LIHUE — A Kilauea man was sentenced to felony probation and a year in jail on Thursday in 5th Circuit Court for a 2012 accident when he struck a pedestrian with his van while driving under the influence.
Jonathan Evan Swift, 37, said he was sorry for what he did and was so stressed following the accident that he sought counseling. He wanted to reach out to the victim and apologize but said he was advised against it by the court.
Instead, he worked with his attorney to do what had to be done while training as an electrician and staying employed.
“The stress was making me go crazy,” Swift said. “I just want to make my family and everyone happy.”
His defense attorney, June Ikemoto, said Swift was remorseful and has taken responsibility for his actions. She asked the court for probation and community service in leu of jail.
The accident occurred on March 6, 2012, when Swift was driving his company van down a narrow roadway fronting the Hale Moi Hotel in Princeville. At approximately 3:45 p.m., witnesses reported a van driving erratically sideswiped a female pedestrian with its wide side-mirror as she walked with the flow of traffic, and then left the scene without stopping and rendering aid.
One of the witnesses followed Swift to his home and convinced him to return to the scene of the accident, said County Deputy Prosecuting Attorney Melinda Mendes. Swift was arrested on suspicion of driving under the influence of an intoxicant and tested with a .10 blood alcohol level an hour and a half after the accident.
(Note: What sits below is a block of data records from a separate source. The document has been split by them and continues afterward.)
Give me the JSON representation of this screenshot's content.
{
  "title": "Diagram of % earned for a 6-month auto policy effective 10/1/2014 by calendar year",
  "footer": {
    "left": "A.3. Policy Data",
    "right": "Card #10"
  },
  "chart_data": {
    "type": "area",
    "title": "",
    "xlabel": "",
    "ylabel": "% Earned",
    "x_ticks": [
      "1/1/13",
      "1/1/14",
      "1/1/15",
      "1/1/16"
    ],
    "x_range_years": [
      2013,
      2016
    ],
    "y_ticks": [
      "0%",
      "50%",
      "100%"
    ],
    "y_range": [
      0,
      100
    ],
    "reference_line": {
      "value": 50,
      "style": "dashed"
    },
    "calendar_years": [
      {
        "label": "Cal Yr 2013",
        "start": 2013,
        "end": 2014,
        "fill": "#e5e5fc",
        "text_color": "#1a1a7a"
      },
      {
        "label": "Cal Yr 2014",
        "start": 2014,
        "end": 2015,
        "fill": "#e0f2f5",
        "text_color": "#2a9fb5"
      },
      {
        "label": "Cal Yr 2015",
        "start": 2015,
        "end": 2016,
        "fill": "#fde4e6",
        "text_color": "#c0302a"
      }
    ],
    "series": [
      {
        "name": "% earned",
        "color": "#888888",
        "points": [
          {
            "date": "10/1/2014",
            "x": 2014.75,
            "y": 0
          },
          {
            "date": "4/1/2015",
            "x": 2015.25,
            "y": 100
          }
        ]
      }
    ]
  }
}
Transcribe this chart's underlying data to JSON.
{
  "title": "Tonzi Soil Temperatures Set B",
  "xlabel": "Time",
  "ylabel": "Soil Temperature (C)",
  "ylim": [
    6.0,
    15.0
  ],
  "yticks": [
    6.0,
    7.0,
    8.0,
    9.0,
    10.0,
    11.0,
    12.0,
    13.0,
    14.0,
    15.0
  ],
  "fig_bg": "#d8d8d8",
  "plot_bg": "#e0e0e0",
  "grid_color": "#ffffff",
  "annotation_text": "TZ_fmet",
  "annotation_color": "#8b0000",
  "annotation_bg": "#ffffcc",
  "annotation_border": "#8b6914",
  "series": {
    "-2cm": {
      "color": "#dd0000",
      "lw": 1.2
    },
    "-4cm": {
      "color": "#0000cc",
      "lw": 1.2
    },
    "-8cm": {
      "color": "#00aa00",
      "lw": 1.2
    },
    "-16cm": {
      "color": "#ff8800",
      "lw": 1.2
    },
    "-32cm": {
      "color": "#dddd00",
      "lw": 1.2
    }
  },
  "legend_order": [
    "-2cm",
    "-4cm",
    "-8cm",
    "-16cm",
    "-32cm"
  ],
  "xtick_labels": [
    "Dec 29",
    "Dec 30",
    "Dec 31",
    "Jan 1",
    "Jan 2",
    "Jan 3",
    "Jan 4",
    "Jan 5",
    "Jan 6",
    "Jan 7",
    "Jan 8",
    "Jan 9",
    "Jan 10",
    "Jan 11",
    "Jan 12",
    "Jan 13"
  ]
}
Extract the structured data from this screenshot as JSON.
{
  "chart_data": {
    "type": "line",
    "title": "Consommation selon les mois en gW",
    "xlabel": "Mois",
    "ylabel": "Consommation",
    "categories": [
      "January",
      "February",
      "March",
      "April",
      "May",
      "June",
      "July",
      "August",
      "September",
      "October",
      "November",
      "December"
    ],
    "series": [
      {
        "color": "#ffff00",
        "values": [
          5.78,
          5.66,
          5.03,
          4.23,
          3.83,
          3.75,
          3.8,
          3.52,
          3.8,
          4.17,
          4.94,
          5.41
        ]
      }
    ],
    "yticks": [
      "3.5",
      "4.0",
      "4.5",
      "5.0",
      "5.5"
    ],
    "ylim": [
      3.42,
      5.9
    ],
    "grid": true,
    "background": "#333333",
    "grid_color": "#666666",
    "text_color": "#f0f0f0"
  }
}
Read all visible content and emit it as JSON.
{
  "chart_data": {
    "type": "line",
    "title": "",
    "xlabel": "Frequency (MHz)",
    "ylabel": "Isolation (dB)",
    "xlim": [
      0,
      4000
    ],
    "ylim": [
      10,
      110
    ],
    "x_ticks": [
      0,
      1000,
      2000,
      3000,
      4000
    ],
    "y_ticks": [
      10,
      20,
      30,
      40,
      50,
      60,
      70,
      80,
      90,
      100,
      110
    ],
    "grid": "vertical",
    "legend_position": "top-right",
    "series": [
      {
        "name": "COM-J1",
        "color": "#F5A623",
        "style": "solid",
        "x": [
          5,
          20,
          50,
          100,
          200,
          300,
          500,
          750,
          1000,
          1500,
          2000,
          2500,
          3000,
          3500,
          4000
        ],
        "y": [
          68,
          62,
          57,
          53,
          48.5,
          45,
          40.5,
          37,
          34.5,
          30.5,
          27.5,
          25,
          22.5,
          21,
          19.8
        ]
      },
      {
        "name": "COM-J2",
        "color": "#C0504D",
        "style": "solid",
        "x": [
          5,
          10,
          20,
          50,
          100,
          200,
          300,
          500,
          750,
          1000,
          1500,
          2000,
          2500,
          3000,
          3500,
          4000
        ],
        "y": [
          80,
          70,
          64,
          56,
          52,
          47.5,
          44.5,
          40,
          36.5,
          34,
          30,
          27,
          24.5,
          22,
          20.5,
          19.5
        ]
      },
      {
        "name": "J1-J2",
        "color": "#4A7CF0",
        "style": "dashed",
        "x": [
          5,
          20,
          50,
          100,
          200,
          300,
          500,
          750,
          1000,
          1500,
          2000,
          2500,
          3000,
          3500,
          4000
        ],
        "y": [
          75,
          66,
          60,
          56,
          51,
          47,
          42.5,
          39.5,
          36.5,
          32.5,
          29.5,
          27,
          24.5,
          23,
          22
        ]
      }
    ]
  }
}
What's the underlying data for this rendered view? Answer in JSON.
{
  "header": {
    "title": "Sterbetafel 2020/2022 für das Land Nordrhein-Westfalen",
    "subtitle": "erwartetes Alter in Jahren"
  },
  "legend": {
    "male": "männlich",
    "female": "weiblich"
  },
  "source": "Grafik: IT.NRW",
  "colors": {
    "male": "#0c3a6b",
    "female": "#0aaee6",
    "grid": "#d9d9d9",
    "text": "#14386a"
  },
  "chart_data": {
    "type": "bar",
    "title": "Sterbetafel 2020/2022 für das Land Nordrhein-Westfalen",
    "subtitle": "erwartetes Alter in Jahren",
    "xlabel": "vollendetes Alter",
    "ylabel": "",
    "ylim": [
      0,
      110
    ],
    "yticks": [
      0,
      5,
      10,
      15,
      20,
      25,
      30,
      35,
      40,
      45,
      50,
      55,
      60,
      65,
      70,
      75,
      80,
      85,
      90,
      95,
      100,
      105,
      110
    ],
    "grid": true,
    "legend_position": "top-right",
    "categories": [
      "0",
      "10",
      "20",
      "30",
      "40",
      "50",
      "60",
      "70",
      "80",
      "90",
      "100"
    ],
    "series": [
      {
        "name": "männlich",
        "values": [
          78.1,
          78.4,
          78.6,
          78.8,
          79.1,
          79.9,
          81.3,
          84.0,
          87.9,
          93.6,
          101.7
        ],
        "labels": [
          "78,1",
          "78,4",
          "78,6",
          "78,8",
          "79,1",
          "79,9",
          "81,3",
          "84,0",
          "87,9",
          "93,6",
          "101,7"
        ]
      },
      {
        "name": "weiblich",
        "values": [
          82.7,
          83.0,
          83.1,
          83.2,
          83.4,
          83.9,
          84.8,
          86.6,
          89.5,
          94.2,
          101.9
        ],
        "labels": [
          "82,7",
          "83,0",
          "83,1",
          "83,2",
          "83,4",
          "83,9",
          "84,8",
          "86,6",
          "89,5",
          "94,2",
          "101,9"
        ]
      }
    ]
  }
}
The police report indicates that Swift was operating a vehicle in a negligent manner and that he felt and heard a bump, Mendes said.
“He chose to leave the scene,” she added.
He was arrested again on Feb. 8, 2013, when the state pursued additional charges of second-degree assault, accidental death or serious injury, operating a vehicle under the influence of an intoxicant, first-degree negligent injury. He changed his plea to no contest on three of the charges on March 17.
The victim is an Arizona resident and was not present at the sentencing. According to Mendes, the woman was older and took much longer to heal from her serious injuries. She had surgery to repair a broken clavicle with a metal plate, a detached retina, and bruising to her hips, chest and ribs.
Mendes asked the court to sentence Swift to one year in jail, which is the maximum allowable term with the felony probation. She said the severity of the injuries, leaving the scene, driving while intoxicated, and a prior theft conviction in 1995 meant that a more stern sentence was appropriate.
Judge Kathleen Watanabe said there were several letters of support for Swift and she acknowledged his remorse and initiative for seeking counseling to deal with the grief and stress he has suffered with since the accident. She said he needed to consider the victim as much as he does his own health and financial hardships.
“You are very fortunate that she (the victim) was not killed,” Watanabe said.
Watanabe sentenced the defendant to concurrent one-year jail terms with a five-year probation for the two felony counts of first-degree negligent injury and accidents causing injury. She sentenced him to one year probation, a $500 fine, and a 14-day rehabilitation program for operating a vehicle under the influence of an intoxicant.
The court also revoked Swift’s driver’s license for the duration of his probation.